500ml of lemon/cucumber water 1 banana/1 apple


 3 amino acid tablets Top Tip – Keep water cool in the fridge for maximum refreshment



Chicken Breast Grilled, Sliced and Seasoned with Mixed Herbs and Steamed Veg Detox Medley 


Ingredients 1 medium size chicken breast 

Vegetable detox medley 2–3 broccoli stems Small cup of peas 2 sliced carrots 2–3 cauliflower stems 1 sliced sweet potato chopped as chips 


Method Grill chicken breast, slice and season with mixed herbs and steam vegetables in steamer.
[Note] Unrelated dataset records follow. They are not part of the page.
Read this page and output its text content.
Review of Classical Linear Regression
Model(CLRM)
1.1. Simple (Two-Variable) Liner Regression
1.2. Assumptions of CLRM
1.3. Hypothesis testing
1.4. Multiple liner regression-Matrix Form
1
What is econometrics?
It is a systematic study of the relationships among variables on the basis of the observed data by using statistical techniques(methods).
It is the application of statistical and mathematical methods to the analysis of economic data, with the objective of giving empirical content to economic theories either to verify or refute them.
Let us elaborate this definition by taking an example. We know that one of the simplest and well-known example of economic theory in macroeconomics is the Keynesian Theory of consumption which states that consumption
Bring the water to a boil over high heat. When you hear the water bubbling and see steam starting to emerge from the pot, it’s ready. Add the vegetables, cover and reduce the heat, and then scatter the vegetables over the steamer basket. Cover the pot and reduce the heat to medium.


Supper


500ml of lemon/cucumber water 


 3 amino acid tablets 


Top Tip – Keep water cool in the fridge for maximum refreshment



Day 1 Exercise.

-3 Mile run.  If you are a total beginner then walk for 30 minutes or until you feel maxed out.  If your coming back from injury/ lay off then run / walk/run/ walk is the way forward.


-Press ups, great upper body bench mark exercise, if you struggle goto knees, but lean forward and keep back side down , head up.


-Crunches.  Bent knees on your bum.  Chin into chest straight arms touching your knee caps and reach up and forward to top of knees.


Burpees-Booom - Get in!  Right stand up tall and straight, reach down into squat thrust position, 1 squat thrust then jump up into a knees up tuck jump, complete 10 times.


Planks-Elbows down, on your toes, butt straight knees off the floor, back straight head down in line with spine. Hips should be below the line of your shoulder blades.


-Squat thrusts.  Bend down on your knees.  Hands down explode legs backwards driving straight and then back with knees upto elbows.


Twist  situps- On your bum, bent knees,feet flat on the floor.  Hands behind your head, twist the elbow to touch your knee that you twist and pull backwards, exercising the upper front core.